We often feel healed after walking along a forest path, calmer or more at peace in some way. Art reflects these moments, giving the artist an opportunity to connect viewers to places that enrich our lives. As a plein air painter, Patricia can spend hours in a park and use all of her senses to experience the details around, then translate what we feel, but cannot always describe. Her days in Hot Springs were spent painting in beautiful weather, talking with visitors from all over the world, and meeting locals.
Paint to Protect Parks
Ten years later Patricia’s paintings continue to speak for Hot Springs, which is part of the goal of the Artist-in-Residence (AIR) program. Over 50 residency programs exist throughout the country, and artists can choose to apply for locations as remote as Denali in Alaska, or as historic as sites in New England. These programs offer opportunities of research and reflection for artists who can use their unique voices to document our natural heritage. More than document, artists can aid in protecting our natural lands, as Thomas Moran did in the 1870s. This tradition has continued on with AIR programs, as well as initiatives like Paint the Parks.
With her diverse park experiences, as well as international plein air painting, Patricia is one of many artists who supports Paint the Parks. The movement invites painters to join the community and contribute 10% of their earnings back to the parks they paint. It encourages artists to become stewards through their creations, to “actively participate in painting and preserving our precious park-lands for future generations.”
Artists can connect with like-minded folks and contribute their work to a diverse gallery of park-inspired paintings. Meanwhile, patrons can connect with landscapes they love and support the parks through their purchases.
For Patricia, painting in parks has been a source of healing and connecting to the land. Her journey continues this summer as she prepares for her 12th residency at Bighorn Canyon National Recreation Area. We invite you to view all of her diverse paintings at her website, patcummins.com, and also check out her Q&A with the National Park Foundation.

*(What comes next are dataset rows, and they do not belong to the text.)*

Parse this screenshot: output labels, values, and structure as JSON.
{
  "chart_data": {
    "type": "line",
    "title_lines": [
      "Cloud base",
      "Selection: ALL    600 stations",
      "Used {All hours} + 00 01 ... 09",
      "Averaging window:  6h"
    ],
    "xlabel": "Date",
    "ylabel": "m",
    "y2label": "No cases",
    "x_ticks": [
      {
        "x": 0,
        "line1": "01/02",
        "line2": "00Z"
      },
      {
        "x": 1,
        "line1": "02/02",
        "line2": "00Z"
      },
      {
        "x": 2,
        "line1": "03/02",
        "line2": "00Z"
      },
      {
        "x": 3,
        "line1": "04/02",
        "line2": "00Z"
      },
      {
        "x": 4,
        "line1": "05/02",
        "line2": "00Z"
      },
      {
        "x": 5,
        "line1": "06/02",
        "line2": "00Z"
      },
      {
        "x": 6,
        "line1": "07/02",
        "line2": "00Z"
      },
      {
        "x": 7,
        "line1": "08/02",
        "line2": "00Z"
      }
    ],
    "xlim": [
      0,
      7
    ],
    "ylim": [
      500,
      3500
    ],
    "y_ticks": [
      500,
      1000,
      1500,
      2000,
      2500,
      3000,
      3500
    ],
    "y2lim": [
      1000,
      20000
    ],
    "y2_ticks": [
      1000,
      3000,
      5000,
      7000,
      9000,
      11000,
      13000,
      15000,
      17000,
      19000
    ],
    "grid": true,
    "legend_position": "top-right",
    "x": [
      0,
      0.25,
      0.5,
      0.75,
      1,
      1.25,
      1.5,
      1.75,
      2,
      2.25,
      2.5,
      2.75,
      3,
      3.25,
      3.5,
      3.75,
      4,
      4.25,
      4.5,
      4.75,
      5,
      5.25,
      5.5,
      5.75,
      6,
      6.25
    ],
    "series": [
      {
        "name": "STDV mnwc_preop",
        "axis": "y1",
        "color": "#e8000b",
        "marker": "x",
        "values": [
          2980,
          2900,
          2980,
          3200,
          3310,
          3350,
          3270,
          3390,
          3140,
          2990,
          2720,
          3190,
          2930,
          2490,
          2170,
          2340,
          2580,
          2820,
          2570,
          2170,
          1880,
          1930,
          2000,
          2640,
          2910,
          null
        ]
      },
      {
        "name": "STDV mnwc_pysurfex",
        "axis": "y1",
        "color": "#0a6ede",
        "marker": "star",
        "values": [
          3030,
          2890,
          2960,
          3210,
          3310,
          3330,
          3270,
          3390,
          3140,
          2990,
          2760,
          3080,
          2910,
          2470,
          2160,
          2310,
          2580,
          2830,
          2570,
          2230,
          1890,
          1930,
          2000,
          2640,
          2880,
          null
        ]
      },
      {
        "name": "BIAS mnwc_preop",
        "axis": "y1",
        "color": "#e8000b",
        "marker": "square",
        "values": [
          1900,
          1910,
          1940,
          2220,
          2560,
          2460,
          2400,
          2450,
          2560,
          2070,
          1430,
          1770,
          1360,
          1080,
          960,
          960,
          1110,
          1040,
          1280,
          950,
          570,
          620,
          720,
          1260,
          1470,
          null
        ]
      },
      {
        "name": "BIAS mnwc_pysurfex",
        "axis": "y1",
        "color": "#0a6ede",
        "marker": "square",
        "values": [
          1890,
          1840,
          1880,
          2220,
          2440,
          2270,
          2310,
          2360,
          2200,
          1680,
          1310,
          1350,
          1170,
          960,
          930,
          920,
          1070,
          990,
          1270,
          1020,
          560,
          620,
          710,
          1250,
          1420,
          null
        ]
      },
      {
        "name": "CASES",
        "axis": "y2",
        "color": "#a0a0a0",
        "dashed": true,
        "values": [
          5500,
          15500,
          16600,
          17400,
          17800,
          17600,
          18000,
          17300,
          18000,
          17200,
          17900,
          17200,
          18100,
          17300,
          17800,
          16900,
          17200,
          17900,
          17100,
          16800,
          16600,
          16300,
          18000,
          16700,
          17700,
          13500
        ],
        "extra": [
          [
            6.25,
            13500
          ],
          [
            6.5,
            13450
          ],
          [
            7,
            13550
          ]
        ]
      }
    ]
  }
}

Hot Springs National Park showed us that it’s not hard to find a peaceful moment even in an urban setting. As Patricia’s paintings depict, there is beauty in the simplicity surrounding a stone bridge or quiet creek. Whether you take a lunch break through Central Park or afternoon hike in Hot Springs, you’ll surely feel a little more healed from the experience.
And we can all use a little bit of that healing, now and then.